I have difficulty understanding how should I solve the following problem.
I would like to sum every "n" elements in a list in the consecutive order. For example:
n = 2
seq = [2, 2, 1, 3]
res = [4, 3, 4]
How can I apply certain condition (such as a sum) on every n elements of a list? I do not want to import any special libraries because it will help me to understand the basics.
Use a while loop to iterate through the list. First create a variable i,
which is 1 less than the n, then go through the while loop, incremented i while it is less than len(seq) (which in this case is 4). Each time, add the item at the current index (i) in the list and the preceding n items.
n = 2
seq = [2, 2, 1, 3]
res = []
i = n-1
while i < len(seq):
res.append(sum(seq[i - (n-1):i+1]))
i += 1
Then print(res) will output [4, 3, 4].
Here is one way using map and zip:
In [9]: def summer(seq, le):
...: return map(sum, zip(*[seq[i:] for i in range(le)]))
...:
In [10]:
In [10]: list(summer(seq, 2))
Out[10]: [4, 3, 4]
In [11]: list(summer(seq, 3))
Out[11]: [5, 6]
There are very many ways to produce a sliding window sum.

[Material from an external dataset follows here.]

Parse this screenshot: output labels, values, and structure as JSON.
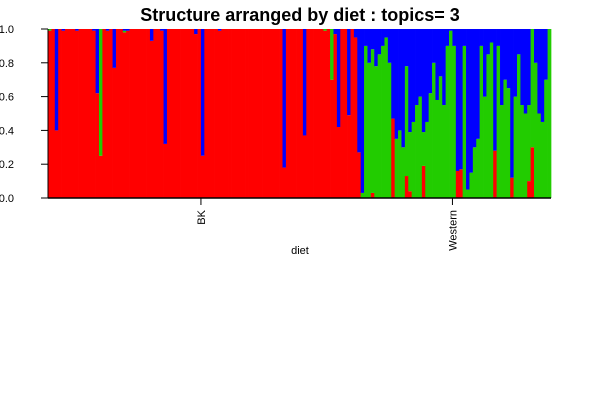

For instance:
winsize = 2
inputs = [2, 2, 1, 3]
method1 = [sum(inputs[start:start+winsize])
for start in range(0, len(inputs)-winsize+1)]
method2 = []
accumulator = 0
for i,v in enumerate(inputs):
accumulator += v
if i >= winsize:
accumulator -= inputs[i-winsize]
if i >= winsize-1:
method2.append(accumulator)
>>> n = 2
>>> seq = [2, 2, 1, 3]
>>> res = []
>>> for i in range(len(seq) - n + 1):
... res.append(sum(seq[i:i+n]))
...
>>> res
[4, 3, 4]
This does the work - just loop through the elements upto len(seq) - n + 1 - this is because you don't want python to sum the last numbers which are less than n in length.